In what follows, we let \(\delta \equiv \mu /\sigma \) and use Laplace’s first-order lower and upper bounds to the inverse Mills ratio of the standard normal distribution (derived from Appendix 1):

$$\begin{aligned} \phi (z)/\Phi (-z)>z, z>0 , \end{aligned}$$

(33a)

and

$$\begin{aligned} \phi (z)/\Phi (-z)<z+1/z , z>0. \end{aligned}$$

(33b)

1. (i)

   The claim is proved by substituting \(S=0\) in Eq. (3) and using algebraic manipulations.

2. (ii)

   By applying (i), \((\mu /\sigma )^{2}F_X (0)=y(\delta )\), where \(y(\delta )\equiv 0.5\left[ {2\Phi (\delta )-1} \right] +\delta ^{2}\Phi (-\delta )-\delta \phi (\delta )\). By Eq. (33a), \(0\le \delta ^{2}\Phi (-\delta )\le \delta \phi (\delta )\), and by using l’Hôpital’s rule, \(\mathop {\lim }\limits _{\delta \rightarrow \infty } \delta \phi (\delta )=0\). Since \(y{\prime }(\delta )=2\delta \Phi (-\delta )>0\), then for \(\delta >3.5\), \(y(3.5)=0.49956<y(\delta )\le \mathop {\lim }\limits _{\delta \rightarrow \infty } y(\delta )=0.5\).

3. (iii)

   Differentiating Eq. (4) with respect to \(S\) and substituting the relation \(e^{2\mu S/\sigma ^{2}}\phi [(S+\mu )/\sigma ]=\phi [(S-\mu )/\sigma ]\) yields

   $$\begin{aligned} f'_X (S)=-\frac{2e^{2\mu S/\sigma ^{2}}}{\sigma ^{2}}\Phi \left( {-\frac{S+\mu }{\sigma }} \right) <0. \end{aligned}$$

   (34)

   Differentiating Eq. (34) with respect to \(S\) and using algebraic manipulations yields

   $$\begin{aligned} f_X ^{\prime \prime } (S)=\frac{2e^{2\mu S/\sigma ^{2}}}{\sigma ^{3}}\Phi \left( {-\frac{S+\mu }{\sigma }} \right) \left[ {{\phi \left( {\frac{S+\mu }{\sigma }} \right) }\Bigg /{\Phi \left( {-\frac{S+\mu }{\sigma }} \right) }-2\frac{\mu }{\sigma }} \right] . \end{aligned}$$

   (35)

We prove now that \(f_X (S)\), \(S>0\), has a unique inflection point for \(\delta >1\). Let \(z\equiv (S+\mu )/\sigma \) and \(u(z)\equiv \phi (z)/\Phi (-z)-2\delta \), so that \({u}^{\prime }(z)=\left( {\phi (z)/\Phi (-z)} \right) \left( {\phi (z)/\Phi (-z)-z} \right) \). Then \(f''_X (S)=0\) has a unique solution for \(S>0\) if and only if \(u(z)=0\) has a unique solution for \(z>\delta \). By Eq. (33a), \(u{'}(z)>0\) and \(u(2\delta )>0\), and by Eq. (33b), \(u(\delta )<(1-\delta ^{2})/\delta \), so that \(u(\delta )<0\) for \(\delta >1\). According to the intermediate value theorem, there exists a unique value of \(z\) that satisfies \(u(z)=0\) for \(\delta >1\).

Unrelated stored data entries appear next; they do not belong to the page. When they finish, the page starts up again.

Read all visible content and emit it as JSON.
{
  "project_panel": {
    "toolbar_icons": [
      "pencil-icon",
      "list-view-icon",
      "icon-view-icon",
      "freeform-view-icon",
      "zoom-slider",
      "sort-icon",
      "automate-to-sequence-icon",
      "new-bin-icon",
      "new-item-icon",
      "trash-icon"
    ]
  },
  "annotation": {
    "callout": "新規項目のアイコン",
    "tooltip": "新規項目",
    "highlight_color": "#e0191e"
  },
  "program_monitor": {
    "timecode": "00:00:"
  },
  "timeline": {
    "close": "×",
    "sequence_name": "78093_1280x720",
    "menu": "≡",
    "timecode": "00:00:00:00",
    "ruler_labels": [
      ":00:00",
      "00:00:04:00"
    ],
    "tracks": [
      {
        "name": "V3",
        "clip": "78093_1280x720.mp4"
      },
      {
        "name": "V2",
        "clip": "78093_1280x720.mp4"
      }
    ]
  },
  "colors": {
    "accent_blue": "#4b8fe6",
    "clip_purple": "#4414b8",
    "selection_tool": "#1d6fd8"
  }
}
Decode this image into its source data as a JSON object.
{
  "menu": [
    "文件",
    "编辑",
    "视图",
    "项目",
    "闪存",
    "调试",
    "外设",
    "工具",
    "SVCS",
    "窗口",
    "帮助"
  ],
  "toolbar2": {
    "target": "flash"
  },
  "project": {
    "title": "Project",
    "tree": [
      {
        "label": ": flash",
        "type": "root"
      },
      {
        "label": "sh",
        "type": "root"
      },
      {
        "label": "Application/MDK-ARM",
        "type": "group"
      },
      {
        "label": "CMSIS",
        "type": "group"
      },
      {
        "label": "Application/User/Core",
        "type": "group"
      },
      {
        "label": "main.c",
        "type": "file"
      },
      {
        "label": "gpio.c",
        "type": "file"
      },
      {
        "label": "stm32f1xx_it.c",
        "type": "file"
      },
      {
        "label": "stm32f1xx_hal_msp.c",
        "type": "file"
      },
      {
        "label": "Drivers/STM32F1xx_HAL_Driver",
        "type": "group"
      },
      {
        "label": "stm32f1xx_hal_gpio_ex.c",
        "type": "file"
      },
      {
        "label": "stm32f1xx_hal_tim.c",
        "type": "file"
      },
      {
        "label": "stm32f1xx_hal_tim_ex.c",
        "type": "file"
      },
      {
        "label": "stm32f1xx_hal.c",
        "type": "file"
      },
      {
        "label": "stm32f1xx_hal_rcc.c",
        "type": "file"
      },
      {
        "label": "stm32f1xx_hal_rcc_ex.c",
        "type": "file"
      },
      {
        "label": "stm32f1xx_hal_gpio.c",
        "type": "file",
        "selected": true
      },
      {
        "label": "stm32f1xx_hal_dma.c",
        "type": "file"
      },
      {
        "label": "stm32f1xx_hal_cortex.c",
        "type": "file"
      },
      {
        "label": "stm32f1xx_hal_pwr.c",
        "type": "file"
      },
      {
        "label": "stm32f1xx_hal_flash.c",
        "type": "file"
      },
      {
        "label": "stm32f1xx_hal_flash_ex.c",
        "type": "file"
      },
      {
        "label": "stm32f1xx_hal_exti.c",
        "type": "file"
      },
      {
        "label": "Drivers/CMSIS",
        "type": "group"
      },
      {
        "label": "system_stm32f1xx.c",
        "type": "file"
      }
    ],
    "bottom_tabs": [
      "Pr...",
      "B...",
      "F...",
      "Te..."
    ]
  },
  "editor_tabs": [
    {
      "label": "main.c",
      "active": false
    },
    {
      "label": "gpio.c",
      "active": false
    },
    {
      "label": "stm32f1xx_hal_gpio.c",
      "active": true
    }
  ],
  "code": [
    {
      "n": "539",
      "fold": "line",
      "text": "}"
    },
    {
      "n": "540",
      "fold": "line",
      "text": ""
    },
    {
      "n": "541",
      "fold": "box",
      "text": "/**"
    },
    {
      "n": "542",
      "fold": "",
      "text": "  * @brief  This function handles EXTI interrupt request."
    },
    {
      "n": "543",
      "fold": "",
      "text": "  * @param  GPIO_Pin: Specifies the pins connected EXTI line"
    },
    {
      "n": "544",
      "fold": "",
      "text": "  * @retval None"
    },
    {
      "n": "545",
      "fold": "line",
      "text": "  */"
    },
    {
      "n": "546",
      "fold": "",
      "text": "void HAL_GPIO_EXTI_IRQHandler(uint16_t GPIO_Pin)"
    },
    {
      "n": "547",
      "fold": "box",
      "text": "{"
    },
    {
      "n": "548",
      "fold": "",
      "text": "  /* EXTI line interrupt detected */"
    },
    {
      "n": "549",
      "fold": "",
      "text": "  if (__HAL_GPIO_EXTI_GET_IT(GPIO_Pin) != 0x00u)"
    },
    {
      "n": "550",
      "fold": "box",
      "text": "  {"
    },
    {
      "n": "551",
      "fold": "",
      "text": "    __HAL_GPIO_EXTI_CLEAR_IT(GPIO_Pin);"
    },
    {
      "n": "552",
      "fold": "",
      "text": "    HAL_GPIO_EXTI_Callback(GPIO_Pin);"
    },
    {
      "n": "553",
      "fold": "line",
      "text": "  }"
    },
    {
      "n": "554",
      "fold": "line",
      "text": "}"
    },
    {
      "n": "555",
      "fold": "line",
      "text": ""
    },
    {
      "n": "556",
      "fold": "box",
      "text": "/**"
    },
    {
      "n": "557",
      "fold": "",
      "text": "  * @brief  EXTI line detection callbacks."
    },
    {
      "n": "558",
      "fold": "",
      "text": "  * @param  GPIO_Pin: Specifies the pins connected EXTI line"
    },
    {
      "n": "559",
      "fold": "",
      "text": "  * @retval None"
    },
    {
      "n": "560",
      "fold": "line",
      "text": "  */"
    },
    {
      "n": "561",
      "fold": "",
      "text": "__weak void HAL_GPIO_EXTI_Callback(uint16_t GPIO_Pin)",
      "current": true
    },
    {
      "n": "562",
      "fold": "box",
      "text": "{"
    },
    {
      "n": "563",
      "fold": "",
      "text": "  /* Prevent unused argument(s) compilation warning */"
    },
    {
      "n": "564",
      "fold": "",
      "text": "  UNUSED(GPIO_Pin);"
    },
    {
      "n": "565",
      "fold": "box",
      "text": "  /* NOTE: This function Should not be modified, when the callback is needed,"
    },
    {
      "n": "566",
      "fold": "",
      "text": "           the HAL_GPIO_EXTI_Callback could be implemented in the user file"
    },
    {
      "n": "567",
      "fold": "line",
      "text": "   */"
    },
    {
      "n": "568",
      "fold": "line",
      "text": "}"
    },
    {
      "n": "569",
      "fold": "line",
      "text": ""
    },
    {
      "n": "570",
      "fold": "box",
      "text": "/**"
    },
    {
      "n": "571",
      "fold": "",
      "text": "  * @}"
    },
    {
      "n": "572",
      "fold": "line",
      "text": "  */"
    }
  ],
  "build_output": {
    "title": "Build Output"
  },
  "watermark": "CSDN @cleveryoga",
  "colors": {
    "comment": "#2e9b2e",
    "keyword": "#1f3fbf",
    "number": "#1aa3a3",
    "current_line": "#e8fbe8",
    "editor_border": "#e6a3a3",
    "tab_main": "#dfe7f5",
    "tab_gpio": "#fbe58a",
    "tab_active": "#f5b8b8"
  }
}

Appendix 4: Proof of Theorem 2

Let \(\bar{{F}}(n)\equiv 1-F(n-1)\) be the complementary CDF of the Poisson distribution.

1. (i)

   By modifying the integration boundaries in Eq. (19), we obtain

   $$\begin{aligned} C_P (S)=(p+h)\sum _{n=S}^\infty {(n-S)} \int \limits _0^1 {P(n|t)dt} +h\left( S-\frac{1}{2}\mu \right) . \end{aligned}$$

   By Equation (16) in Appendix 3 of Hadley and Whitin (1963), in a Poisson process, \(\int \limits _0^1 {P(n|t)} dt=\overline{F} (n+1)/\mu \). Thus,

   $$\begin{aligned} C_P (S)=\frac{p+h}{\mu }\left( {\sum _{n=S+1}^\infty {n\bar{{F}}(n)} -(S+1)\sum _{n=S+1}^\infty {\bar{{F}}(n)} } \right) +h\left( S-\frac{1}{2}\mu \right) . \end{aligned}$$

   (36)

   By Equation (8) in Appendix 3 of Hadley and Whitin (1963),

   $$\begin{aligned} \sum _{n=S+1}^\infty {n\bar{{F}}(n)} =\frac{1}{2}\mu ^{2}\bar{{F}}(S-1)+\mu \bar{{F}}(S)-\frac{1}{2}S(S+1)\bar{{F}}(S+1), \end{aligned}$$

   and by Equation (6) in Appendix 3 of Hadley and Whitin (1963),

   $$\begin{aligned} \sum _{n=S+1}^\infty {\bar{{F}}(n)} =\mu \bar{{F}}(S)-S\bar{{F}}(S+1) . \end{aligned}$$

   (37)

   Thus,

   $$\begin{aligned} C_P (S)&= \frac{p+h}{2\mu }\left( S+(S-\mu )^{2}-\mu ^{2}F(S-2)\right. \\&+\left. 2\mu S F(S-1)-S(S+1)F(S) \right) +h\left( S-\frac{1}{2}\mu \right) . \end{aligned}$$
2. (ii)

   By Eq. (36), the difference function of the expected cost is

   $$\begin{aligned} \Lambda (S)\equiv C_P (S+1)-C_P (S) =h-\frac{p+h}{\mu }\sum _{n=S+1}^\infty {\bar{{F}}(n+1)} . \end{aligned}$$

Since the second-order difference function of the expected cost is \(\Lambda (S+1)-\Lambda (S) =\frac{p+h}{\mu }\bar{{F}}(S+1)>0\), then \(\Lambda (S) \) is an increasing sequence, implying that \(C_P (S)\) is a discrete convex function. Hence, \(C_P (S)\) is minimized for the smallest integer \(S\) that satisfies \(\Lambda (S) \ge 0\) [i.e., \(C_P (S+1)\ge C_P (S) \)]. By applying Eq. (37), we obtain

$$\begin{aligned} \sum _{n=S+1}^\infty {\bar{{F}}(n+1)}&= \sum _{n=S+2}^\infty {\bar{{F}}(n)} =\mu \bar{{F}}(S+1)-(S+1)\bar{{F}}(S+2)\\&= \mu (1-F(S))-(S+1)(1-F(S+1)), \end{aligned}$$

so that the optimal order-up-to level is found by \(S^{*}=\min \left\{ {S\in \{0,1,2,\ldots \}|F_X (S)\ge \omega } \right\} \), where \(F_X (S)\equiv F(S)+(S+1)(1-F(S+1))/\mu , S\in \{0, 1, 2,\ldots \}\).